One of the worst offenders is Dropcam. They have a super camera, easy to set up and use. Great picture quality. Would be an awesome baby monitor or "closed circuit TV replacement". But why the goddamn hell does it need to connect to the Internet? Why is the only option available to needlessly stream video out of my home network to the cloud, only so that I can then stream it back into my home network for viewing??? WTF? That's both a waste of outbound bandwidth and a waste of inbound bandwidth. I should be able to put it on my network, switch off the cable modem, and still be able to view video locally. How hard is that? I could do that with a webcam and a really long USB cable!




Their business model depends on some percentage of their customers using the subscription service.

My guess is: if they offered the version you describe, they'd need to make it much more expensive. Which many consumers would find odd: the one with fewer features would cost much more. Granted, those consumers wouldn't be looking at the big picture...but I find many consumers don't. Up front costs matter a lot to consumers.


As dumb as it sounds, it is probably easier that way.
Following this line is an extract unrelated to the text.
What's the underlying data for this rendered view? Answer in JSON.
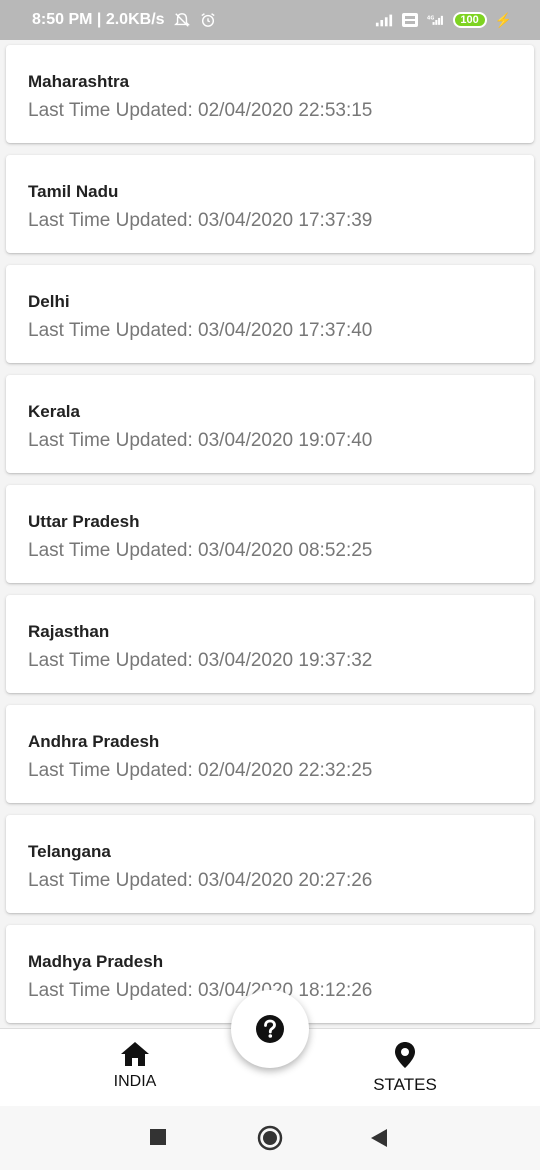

Sometimes in LANs it is easier to get data out then back in. For example, a lot of dorm networks don't support Chromecast devices because chromecasts tries to multicast on the LAN for discovery, but dorms have networking policies that prevent this.
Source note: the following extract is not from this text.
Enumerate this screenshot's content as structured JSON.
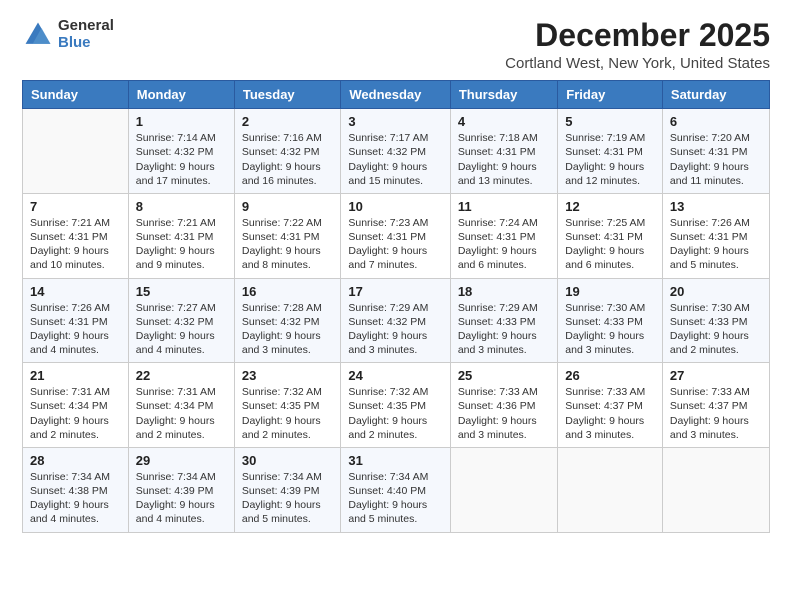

A webcam that sends the data out to the internet then back would avoid the discovery issue by using an external webserver as a rendezvous point.

I don't think people spend a lot of time thinking about their home networking. You could imagine most people just plug in their home routers and it is a crapshoot whether or not the router will support the necessary functionality, whereas a router will always enable communication to the outside world (or people would return it ASAP).

With that said, this seems like a straightforward technical problem that may have technical solutions.


Ease of setup for regular Jane/Joe because they know shit all about router configuration. That's why devices just transfer everything over someone else computer a.k.a. "teh cloud".


If you don't care about recording video or video recognition features, the cheapo chinese cams on amazon actually perform pretty well. For $80 you can get 720p video with IR lights, speakers, microphone & it can move around. Usually it doesn't zoom like a dropcam can.

If you willing configure a NAS server somewhere, you can even record the video locally.


The video quality probably doesn't compare but I've used an old iPhone with iPCamera (i'm sure Android equivalents exist) installed for this purpose, which simply hosts an mjpeg stream at a local IP address. It should be simple to start or stop recording the stream on any device that's connected.


Alexa probably uses forms of machine learning and also queries lots of services to find the answers you need. Also it learns from every user and gets better for every user this way. That would be really hard to do with an offline device.


Yes, that is exactly how it works.

If you, as a customer, want to, you can go to Amazon.com and delete all your voice history (or any single interaction).